中を開けてみると、おしゃぶりが数個、数枚のスタイ(よだれかけ)や赤ちゃんにまつわるグッズが入っていた。
(なにこれっ……!!)
明らかに新生児用に購入したものではなく、使い古されている。念のためこちらもスマートフォンで撮影しておいた。よだれかけには名前に『みきお』と書いてあるので彼のものでまちがいないだろう。

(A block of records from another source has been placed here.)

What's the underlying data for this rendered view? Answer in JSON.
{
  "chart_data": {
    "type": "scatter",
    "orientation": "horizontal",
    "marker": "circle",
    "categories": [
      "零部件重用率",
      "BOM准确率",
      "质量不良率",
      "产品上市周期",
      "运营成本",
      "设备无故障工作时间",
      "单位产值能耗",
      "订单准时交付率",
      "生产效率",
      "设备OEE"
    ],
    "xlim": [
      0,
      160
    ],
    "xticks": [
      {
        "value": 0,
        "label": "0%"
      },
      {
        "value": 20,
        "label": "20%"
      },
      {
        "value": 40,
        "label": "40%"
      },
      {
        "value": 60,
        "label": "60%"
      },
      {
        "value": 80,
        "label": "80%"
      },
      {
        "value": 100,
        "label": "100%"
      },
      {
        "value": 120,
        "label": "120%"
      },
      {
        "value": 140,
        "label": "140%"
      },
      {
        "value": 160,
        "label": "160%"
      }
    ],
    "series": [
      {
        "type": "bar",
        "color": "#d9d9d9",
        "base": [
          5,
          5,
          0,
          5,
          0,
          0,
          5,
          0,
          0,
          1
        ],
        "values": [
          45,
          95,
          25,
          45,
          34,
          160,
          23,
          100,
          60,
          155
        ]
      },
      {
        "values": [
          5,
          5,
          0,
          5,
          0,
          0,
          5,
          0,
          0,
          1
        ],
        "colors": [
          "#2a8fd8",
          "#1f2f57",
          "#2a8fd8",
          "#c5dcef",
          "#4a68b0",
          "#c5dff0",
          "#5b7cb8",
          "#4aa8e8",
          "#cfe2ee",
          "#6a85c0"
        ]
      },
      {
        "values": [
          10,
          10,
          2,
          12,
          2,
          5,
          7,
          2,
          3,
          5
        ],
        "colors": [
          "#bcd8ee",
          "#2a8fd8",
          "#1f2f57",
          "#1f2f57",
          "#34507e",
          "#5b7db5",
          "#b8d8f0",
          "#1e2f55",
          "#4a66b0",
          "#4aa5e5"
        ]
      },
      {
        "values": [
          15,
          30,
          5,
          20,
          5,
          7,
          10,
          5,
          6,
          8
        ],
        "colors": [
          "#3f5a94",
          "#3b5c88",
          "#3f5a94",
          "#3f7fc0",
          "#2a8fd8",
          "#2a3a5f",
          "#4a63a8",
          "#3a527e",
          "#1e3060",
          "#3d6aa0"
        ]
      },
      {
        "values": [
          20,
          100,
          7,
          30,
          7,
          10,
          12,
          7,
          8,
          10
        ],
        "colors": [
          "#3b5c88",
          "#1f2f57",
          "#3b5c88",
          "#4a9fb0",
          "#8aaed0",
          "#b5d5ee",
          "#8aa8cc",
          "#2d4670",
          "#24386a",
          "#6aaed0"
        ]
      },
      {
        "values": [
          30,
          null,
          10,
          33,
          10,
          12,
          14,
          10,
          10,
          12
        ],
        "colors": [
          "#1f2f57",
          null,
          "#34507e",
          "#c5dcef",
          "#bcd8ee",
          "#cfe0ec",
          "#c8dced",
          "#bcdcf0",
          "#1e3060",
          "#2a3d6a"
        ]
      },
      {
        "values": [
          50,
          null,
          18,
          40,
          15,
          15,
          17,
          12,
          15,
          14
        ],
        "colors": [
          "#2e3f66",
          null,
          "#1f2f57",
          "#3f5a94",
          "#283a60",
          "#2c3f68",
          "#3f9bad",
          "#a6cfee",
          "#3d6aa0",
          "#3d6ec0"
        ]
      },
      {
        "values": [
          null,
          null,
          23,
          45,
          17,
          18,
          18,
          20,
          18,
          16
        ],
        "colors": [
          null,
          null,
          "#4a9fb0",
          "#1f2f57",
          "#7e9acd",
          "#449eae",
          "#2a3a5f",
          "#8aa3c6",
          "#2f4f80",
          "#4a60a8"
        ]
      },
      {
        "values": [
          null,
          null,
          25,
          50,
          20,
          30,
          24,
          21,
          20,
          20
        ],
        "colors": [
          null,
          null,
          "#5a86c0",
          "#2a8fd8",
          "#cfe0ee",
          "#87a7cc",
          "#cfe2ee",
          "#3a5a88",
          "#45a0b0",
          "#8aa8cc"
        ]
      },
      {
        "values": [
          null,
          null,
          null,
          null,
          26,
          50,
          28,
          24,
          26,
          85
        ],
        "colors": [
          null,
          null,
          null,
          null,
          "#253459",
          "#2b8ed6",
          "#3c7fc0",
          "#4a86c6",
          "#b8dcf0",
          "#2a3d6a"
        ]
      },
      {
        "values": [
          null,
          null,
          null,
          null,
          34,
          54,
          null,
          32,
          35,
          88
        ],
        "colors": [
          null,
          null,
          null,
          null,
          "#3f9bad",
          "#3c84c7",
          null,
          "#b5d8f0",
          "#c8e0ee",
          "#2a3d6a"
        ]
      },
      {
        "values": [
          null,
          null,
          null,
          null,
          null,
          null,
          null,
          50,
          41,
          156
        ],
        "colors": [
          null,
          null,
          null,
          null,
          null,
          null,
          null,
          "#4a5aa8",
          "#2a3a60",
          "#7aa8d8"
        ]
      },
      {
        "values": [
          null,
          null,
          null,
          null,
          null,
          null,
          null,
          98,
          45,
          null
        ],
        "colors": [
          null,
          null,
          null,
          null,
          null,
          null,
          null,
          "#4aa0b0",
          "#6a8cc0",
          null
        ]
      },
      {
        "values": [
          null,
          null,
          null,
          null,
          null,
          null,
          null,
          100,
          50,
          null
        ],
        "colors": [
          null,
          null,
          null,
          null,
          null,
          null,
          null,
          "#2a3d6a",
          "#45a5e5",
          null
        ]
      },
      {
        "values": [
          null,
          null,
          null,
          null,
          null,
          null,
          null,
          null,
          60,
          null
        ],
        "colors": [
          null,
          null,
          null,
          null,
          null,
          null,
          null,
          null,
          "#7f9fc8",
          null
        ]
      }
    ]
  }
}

(気持ち悪っ……もしかして、これを使って女性とお楽しみをしていたの? 私、おしゃぶりを使うような人に今まで散々いいように使われてきたんだ……!!)
激しい怒りがわいた。絶対にこの用具を利用している姿を撮影し、世間に公表してやろうと決めた。彼のとっておきの秘密を暴くのだ。しかし今のままでは力がない。もっと力を付けて証拠をそろえ、彼から慰謝料をたくさんもらって離婚したい。
この事実をもっと早くに知っていれば、と悔やんでも悔やみきれない。もっと早くクズ夫と離婚することができたし、せっかくお腹に来てくれた待望のわが子を失わずにすんだ。全ては己の無知・未熟さが招いた結果だ。
でも、こんなに非道な男だとは知らなかったから。
知っていれば結婚もしなかったし、仕えたりもしなかった。